On Wednesday, a team of senior bureaucrats, including the state home secretary, arrived in the district to monitor law enforcement. Twenty-four people of the Thakur community were arrested for assaulting Dalits, who had gone to attend a BSP rally. These steps, hopefully, will send out the right signals across the administration and the people, that the government will not brook any attempts to disturb the peace.
The region of Western UP, including Saharanpur, has been visibly uneasy since 2013 — several incidents of communal violence have been reported from the region. Successive elections and brutish campaigns, like the one against “love jihad” and for cow protection, have polarised communities. Political parties have backed their preferred constituencies instead of making efforts to calm tempers and restore peace. The singular task before the Yogi Adityanath government now is to repair frayed communal relations in the region. This is especially so since the Yogi’s own ascent to power has the potential to further sharpen these tensions.
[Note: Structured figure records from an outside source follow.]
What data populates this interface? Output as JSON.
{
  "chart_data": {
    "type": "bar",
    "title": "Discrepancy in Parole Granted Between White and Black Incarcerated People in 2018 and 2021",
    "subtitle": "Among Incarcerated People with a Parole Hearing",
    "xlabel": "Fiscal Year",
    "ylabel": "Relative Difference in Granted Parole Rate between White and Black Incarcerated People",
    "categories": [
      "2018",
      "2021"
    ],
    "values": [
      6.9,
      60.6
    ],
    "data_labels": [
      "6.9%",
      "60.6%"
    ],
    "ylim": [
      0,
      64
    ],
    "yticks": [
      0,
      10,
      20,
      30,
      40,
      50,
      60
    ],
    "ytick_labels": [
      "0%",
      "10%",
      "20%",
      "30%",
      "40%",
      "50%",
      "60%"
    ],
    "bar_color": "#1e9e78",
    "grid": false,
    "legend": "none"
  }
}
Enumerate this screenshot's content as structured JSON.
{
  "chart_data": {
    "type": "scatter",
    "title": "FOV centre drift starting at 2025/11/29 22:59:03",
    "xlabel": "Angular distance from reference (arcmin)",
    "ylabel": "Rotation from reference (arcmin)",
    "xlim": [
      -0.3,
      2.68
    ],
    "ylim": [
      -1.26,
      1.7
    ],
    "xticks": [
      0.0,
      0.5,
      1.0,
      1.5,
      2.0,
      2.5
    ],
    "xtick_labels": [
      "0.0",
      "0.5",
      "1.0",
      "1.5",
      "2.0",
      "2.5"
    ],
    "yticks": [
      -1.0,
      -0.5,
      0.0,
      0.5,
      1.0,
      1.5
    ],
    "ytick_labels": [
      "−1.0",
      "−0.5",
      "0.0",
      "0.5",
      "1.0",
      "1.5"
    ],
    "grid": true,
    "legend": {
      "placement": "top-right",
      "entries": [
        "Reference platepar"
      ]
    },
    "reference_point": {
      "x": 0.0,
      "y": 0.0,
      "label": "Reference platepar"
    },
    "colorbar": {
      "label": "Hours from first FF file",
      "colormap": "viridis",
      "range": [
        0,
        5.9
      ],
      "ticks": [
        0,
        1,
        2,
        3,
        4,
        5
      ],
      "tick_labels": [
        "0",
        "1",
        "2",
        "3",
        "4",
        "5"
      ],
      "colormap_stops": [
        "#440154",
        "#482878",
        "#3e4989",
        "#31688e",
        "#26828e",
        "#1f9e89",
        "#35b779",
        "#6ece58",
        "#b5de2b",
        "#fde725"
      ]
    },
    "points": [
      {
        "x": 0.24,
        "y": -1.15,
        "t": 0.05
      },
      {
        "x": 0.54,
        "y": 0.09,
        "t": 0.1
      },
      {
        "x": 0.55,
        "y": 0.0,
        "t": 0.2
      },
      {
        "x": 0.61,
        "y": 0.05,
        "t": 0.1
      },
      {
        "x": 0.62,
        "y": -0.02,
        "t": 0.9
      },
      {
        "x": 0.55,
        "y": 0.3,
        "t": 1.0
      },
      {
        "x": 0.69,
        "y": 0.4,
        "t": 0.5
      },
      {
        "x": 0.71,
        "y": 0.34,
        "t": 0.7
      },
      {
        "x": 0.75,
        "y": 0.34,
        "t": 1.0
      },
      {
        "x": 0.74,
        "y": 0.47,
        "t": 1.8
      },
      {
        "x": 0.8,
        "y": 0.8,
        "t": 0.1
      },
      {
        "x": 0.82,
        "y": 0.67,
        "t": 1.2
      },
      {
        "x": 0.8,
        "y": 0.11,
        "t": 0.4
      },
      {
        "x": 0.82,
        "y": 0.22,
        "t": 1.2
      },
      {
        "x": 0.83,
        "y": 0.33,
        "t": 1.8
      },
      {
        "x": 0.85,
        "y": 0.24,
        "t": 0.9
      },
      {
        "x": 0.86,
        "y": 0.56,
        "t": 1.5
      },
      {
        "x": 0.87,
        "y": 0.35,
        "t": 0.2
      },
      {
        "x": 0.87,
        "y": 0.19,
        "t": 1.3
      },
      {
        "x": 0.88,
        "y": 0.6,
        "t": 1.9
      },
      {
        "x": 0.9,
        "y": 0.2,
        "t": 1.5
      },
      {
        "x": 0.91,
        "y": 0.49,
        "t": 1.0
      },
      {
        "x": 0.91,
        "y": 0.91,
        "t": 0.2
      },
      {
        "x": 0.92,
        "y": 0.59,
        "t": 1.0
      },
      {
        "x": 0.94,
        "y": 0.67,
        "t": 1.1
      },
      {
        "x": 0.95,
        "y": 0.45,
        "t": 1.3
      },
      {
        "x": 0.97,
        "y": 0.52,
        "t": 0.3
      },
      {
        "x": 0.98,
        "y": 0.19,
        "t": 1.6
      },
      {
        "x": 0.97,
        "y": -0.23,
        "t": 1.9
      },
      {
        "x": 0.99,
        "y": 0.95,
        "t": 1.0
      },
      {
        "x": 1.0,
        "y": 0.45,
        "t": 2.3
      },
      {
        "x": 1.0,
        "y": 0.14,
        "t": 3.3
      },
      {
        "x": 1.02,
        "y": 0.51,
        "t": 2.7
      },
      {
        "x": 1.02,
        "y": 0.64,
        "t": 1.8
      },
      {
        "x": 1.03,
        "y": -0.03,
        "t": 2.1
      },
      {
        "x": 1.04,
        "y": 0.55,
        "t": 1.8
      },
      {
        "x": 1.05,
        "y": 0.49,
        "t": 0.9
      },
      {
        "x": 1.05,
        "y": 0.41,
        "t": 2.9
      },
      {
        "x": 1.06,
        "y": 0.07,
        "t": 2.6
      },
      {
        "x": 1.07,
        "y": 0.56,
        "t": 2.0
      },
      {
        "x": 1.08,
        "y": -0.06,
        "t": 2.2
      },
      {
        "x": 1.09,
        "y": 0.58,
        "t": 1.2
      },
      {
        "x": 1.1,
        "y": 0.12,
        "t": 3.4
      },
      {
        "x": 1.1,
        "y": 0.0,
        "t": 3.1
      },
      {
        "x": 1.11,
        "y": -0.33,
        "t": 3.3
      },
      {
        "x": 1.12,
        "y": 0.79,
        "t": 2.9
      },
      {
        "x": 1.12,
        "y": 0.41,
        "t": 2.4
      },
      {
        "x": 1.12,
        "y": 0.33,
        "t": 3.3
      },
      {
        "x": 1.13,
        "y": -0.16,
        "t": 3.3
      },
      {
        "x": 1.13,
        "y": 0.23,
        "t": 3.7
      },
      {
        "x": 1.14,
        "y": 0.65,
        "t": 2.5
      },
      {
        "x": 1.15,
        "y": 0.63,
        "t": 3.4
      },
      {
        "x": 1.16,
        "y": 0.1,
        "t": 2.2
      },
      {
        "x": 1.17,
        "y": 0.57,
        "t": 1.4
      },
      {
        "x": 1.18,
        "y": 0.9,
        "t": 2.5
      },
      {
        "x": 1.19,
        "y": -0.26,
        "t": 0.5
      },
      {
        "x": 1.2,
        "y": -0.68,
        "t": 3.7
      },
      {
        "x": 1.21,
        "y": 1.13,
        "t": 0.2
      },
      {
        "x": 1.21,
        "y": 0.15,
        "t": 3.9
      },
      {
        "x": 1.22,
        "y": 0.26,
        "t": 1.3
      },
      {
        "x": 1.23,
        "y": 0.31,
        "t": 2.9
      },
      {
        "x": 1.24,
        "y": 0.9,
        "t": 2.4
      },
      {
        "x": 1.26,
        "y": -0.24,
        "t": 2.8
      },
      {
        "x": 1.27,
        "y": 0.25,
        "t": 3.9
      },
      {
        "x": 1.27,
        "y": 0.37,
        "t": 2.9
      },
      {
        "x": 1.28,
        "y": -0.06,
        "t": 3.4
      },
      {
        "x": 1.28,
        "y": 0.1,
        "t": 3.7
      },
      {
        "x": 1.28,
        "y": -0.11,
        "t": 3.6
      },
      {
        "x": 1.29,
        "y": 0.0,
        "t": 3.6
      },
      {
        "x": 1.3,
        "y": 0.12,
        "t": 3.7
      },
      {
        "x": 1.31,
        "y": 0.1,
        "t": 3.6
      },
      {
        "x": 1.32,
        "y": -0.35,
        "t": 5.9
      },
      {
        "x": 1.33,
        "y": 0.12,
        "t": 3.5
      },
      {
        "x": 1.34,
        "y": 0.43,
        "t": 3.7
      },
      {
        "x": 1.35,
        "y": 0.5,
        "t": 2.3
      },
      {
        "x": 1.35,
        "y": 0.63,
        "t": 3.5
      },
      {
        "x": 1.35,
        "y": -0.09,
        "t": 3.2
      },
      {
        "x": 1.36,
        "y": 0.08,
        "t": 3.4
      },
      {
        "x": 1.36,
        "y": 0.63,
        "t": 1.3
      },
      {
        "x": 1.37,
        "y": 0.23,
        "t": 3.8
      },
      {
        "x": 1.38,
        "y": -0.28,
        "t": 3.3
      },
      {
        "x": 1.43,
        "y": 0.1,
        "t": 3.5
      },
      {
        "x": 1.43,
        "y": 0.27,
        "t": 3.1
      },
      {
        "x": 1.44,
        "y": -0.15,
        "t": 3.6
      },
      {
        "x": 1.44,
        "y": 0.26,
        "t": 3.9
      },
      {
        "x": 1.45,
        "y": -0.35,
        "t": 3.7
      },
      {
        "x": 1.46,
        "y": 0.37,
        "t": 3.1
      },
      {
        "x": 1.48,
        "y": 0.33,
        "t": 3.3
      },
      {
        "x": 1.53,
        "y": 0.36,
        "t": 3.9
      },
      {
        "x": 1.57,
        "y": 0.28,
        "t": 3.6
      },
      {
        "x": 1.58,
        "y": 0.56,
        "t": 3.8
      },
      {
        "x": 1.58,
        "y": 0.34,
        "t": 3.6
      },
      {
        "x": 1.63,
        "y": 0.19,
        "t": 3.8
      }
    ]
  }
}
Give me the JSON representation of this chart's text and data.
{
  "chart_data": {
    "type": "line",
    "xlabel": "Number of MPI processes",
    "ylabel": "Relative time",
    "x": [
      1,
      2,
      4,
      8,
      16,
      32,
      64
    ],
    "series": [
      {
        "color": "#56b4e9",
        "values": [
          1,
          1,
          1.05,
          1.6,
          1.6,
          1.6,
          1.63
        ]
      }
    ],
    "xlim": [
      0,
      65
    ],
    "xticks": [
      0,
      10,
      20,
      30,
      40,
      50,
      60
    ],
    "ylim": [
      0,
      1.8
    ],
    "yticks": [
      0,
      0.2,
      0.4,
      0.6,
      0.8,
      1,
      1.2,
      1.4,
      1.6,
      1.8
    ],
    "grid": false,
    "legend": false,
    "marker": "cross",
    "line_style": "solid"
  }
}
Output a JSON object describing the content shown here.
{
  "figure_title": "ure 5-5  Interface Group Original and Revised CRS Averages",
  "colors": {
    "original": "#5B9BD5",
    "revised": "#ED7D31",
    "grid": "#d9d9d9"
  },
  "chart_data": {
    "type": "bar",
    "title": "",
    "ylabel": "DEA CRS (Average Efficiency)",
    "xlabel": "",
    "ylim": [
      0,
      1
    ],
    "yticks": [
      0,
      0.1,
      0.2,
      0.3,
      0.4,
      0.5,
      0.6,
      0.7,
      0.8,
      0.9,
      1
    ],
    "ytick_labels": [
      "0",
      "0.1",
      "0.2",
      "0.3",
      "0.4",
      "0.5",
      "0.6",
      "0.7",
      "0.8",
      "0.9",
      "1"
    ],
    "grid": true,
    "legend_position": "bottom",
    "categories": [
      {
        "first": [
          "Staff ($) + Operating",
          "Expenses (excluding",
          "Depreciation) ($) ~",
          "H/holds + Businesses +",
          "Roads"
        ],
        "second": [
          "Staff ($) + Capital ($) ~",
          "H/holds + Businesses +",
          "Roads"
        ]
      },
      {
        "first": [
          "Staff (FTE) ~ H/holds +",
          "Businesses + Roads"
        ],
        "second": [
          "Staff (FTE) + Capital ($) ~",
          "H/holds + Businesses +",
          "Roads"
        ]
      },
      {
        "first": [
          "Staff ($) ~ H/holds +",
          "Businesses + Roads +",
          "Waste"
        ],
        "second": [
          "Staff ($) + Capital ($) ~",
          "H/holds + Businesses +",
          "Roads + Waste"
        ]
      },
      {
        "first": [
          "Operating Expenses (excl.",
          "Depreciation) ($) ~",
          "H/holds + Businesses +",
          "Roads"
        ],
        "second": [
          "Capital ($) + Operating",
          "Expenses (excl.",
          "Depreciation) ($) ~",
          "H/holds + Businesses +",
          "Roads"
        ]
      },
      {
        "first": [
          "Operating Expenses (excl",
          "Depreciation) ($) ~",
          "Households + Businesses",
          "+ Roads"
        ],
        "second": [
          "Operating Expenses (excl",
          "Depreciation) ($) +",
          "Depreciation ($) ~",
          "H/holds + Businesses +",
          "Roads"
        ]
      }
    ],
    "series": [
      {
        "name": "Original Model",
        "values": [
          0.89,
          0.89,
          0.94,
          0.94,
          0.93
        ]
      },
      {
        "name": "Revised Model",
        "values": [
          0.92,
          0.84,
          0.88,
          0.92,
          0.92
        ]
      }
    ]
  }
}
The fact is, Adityanath has been seen to be a face of the Hindu hardliners in the state and it’s probable that his supporters now feel emboldened to aggressively champion their political agenda. The formation of the BJP government with a decisive majority also seems to have triggered a redrawing of social equations at the grass roots. Communities which felt left out of the power structure or those that had to yield space to groups previously on the margins, are now looking for ways to reassert themselves, if not to dominate.
The Thakur-Dalit confrontation in Saharanpur points at such faultlines, where the former appears uncomfortable with political assertion by the latter. The rise of the SP and BSP had empowered the backward classes and the Dalits and undermined older hierarchies. The BJP too recalibrated its politics in the state and undertook a creative social engineering to win office. The leadership now needs to signal to its cadres that reviving older confrontations cannot be the way forward in a state looking for development and change.
The challenge for the Adityanath government is to back its show of administrative firmness with a forward-looking politics. The events in Saharanpur threaten to widen old communal faultlines in the state. If it wants to live up to its mandate, the government must fully dispel fears that it will not be even-handed in its conduct and win the trust of all communities.